Introduction: The inv dup (15) syndrome is a rare chromosomal characterized by developmental delay,
mental retardation, autistic features and epilepsy. Facial dysmorphic features are
absent or subtle. Clinical course of epilepsy and EEG findings are highly variable.
Up to date, our knowledge about the associated epilepsy types as well as the electrophysiological
features is limited.
Case-Report: We report the case of a mentally retarded 24-year-old woman without facial dysmorphic
features, diagnosed with catastrophic epilepsy, who was referred for the first time
to our centre to perform Video-EEG-recording. Manifestation of epilepsy in childhood
(9yrs of age, status epilepticus), in the course of time manifestation of various
seizure types, pharmacoresistent for VPA, TPM, OXC, LTG, PHT. Medication at time of
referral: CBZ, CLB, LTG; seizure frequency 50/day. During video-EEG-monitoring registration
of tonic, atonic seizures, atypical absences and secondarily generalized seizures.

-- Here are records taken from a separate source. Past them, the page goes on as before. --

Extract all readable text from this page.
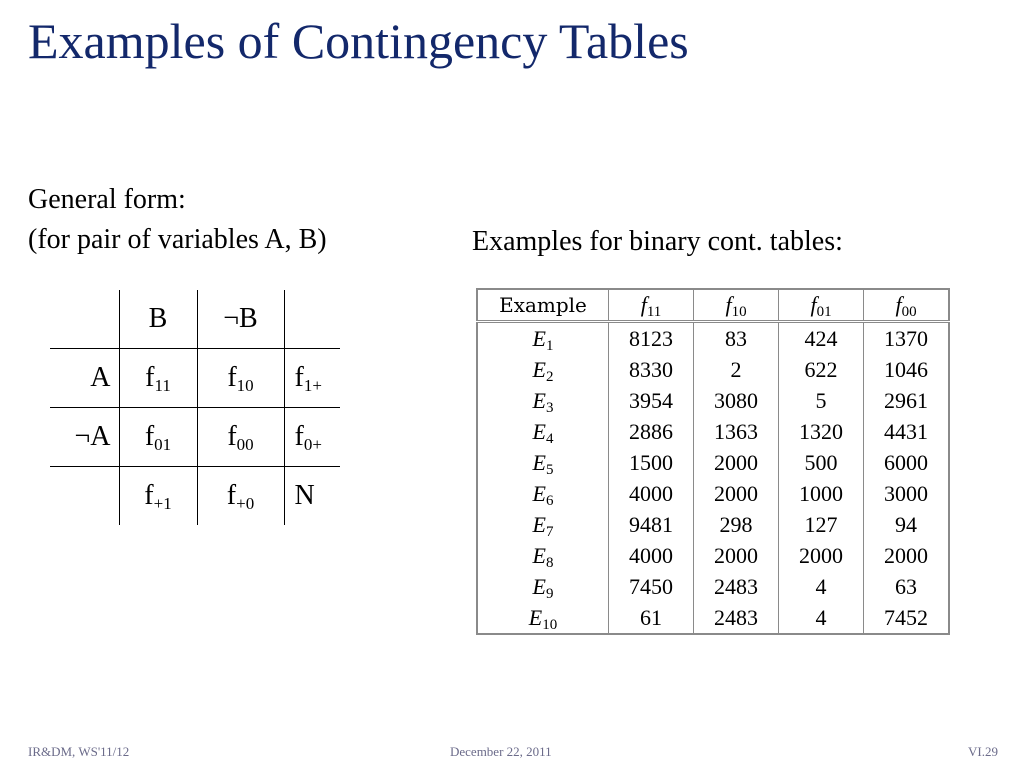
Examples of Contingency Tables
General form:
(for pair of variables A, B)	Examples for binary cont. tables:
	B	¬B	
A	$f_{11}$	$f_{10}$	$f_{1+}$
¬A	$f_{01}$	$f_{00}$	$f_{0+}$
	$f_{+1}$	$f_{+0}$	N
Example	$f_{11}$	$f_{10}$	$f_{01}$	$f_{00}$
$E_1$	8123	83	424	1370
$E_2$	8330	2	622	1046
$E_3$	3954	3080	5	2961
$E_4$	2886	1363	1320	4431
$E_5$	1500	2000	500	6000
$E_6$	4000	2000	1000	3000
$E_7$	9481	298	127	94
$E_8$	4000	2000	2000	2000
$E_9$	7450	2483	4	63
$E_{10}$	61	2483	4	7452
IR&DM, WS'11/12	December 22, 2011	VI.29
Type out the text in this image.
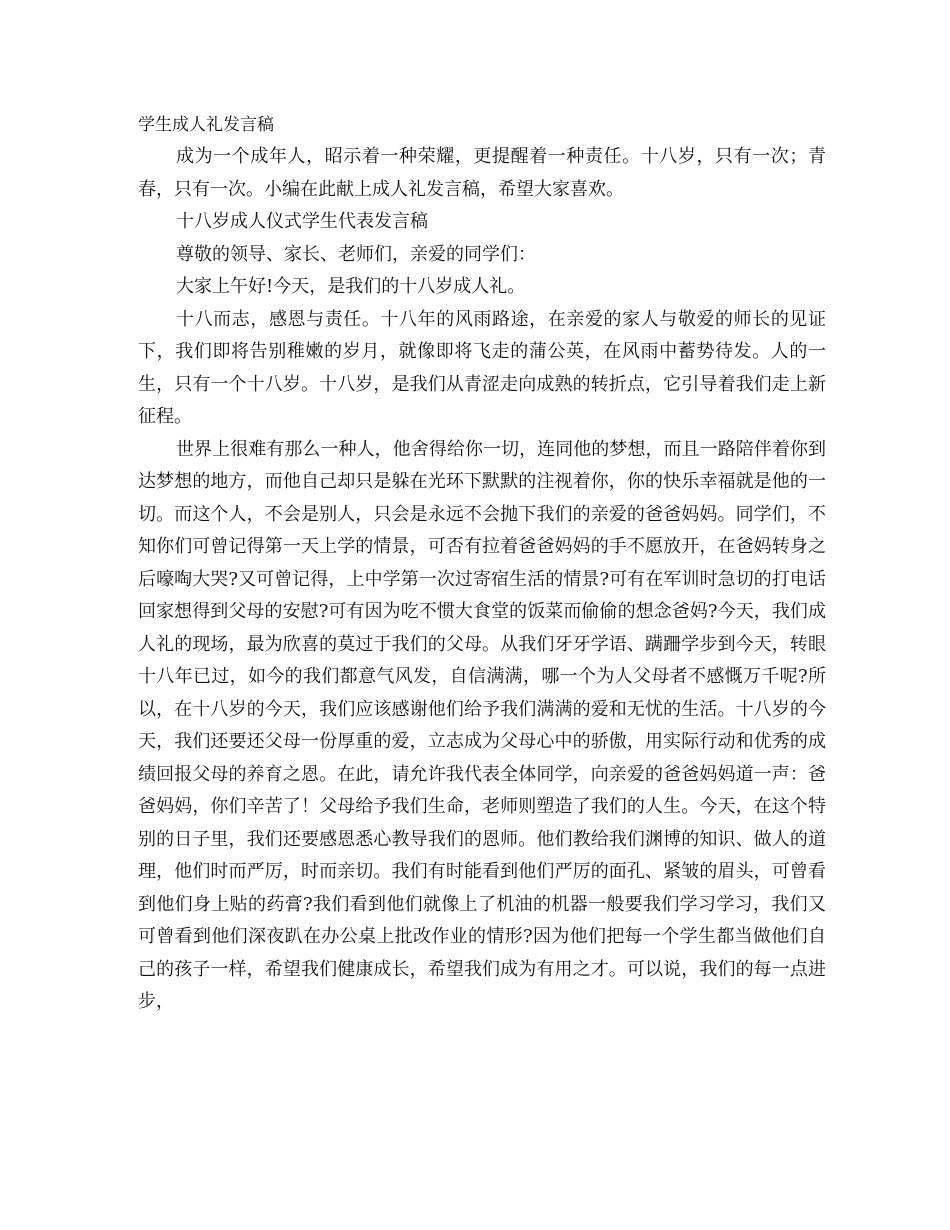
学生成人礼发言稿

成为一个成年人，昭示着一种荣耀，更提醒着一种责任。十八岁，只有一次；青春，只有一次。小编在此献上成人礼发言稿，希望大家喜欢。

十八岁成人仪式学生代表发言稿

尊敬的领导、家长、老师们，亲爱的同学们：

大家上午好!今天，是我们的十八岁成人礼。

十八而志，感恩与责任。十八年的风雨路途，在亲爱的家人与敬爱的师长的见证下，我们即将告别稚嫩的岁月，就像即将飞走的蒲公英，在风雨中蓄势待发。人的一生，只有一个十八岁。十八岁，是我们从青涩走向成熟的转折点，它引导着我们走上新征程。

世界上很难有那么一种人，他舍得给你一切，连同他的梦想，而且一路陪伴着你到达梦想的地方，而他自己却只是躲在光环下默默的注视着你，你的快乐幸福就是他的一切。而这个人，不会是别人，只会是永远不会抛下我们的亲爱的爸爸妈妈。同学们，不知你们可曾记得第一天上学的情景，可否有拉着爸爸妈妈的手不愿放开，在爸妈转身之后嚎啕大哭?又可曾记得，上中学第一次过寄宿生活的情景?可有在军训时急切的打电话回家想得到父母的安慰?可有因为吃不惯大食堂的饭菜而偷偷的想念爸妈?今天，我们成人礼的现场，最为欣喜的莫过于我们的父母。从我们牙牙学语、蹒跚学步到今天，转眼十八年已过，如今的我们都意气风发，自信满满，哪一个为人父母者不感慨万千呢?所以，在十八岁的今天，我们应该感谢他们给予我们满满的爱和无忧的生活。十八岁的今天，我们还要还父母一份厚重的爱，立志成为父母心中的骄傲，用实际行动和优秀的成绩回报父母的养育之恩。在此，请允许我代表全体同学，向亲爱的爸爸妈妈道一声：爸爸妈妈，你们辛苦了！父母给予我们生命，老师则塑造了我们的人生。今天，在这个特别的日子里，我们还要感恩悉心教导我们的恩师。他们教给我们渊博的知识、做人的道理，他们时而严厉，时而亲切。我们有时能看到他们严厉的面孔、紧皱的眉头，可曾看到他们身上贴的药膏?我们看到他们就像上了机油的机器一般要我们学习学习，我们又可曾看到他们深夜趴在办公桌上批改作业的情形?因为他们把每一个学生都当做他们自己的孩子一样，希望我们健康成长，希望我们成为有用之才。可以说，我们的每一点进步，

Interictal EEG: during wakefulness: basal rhythm 8Hz, intermittent 2.5Hz slow spike
wave pattern, during sleep: increase of epileptic activity and bursts of generalized
ß-activity. We diagnosed Lennox-Gastaut syndrome and initiated add-on therapy with
RUF. 6 months later implantation of a vagal nerve stimulator with a profound reduction
of seizures (5–15/day). We performed MRI of the brain showing Arnold-Chiari-malformation
type 1 as well as standard cytogenetics associated with FISH analysis, detecting inv
dup (15) syndrome.
Discussion: About 50% of all patients with inv dup (15) who are published in literature develope
pharmacoresistent epilepsy with a wide variety of of seizure types. However, type
of epilepsy and EEG abnormalities are heterogeneous, up to now a common phenotype
could not be established. Chromosome analysis should be performed in all patients
with mental retardation and epilepsy even if dysmorphic features are absent.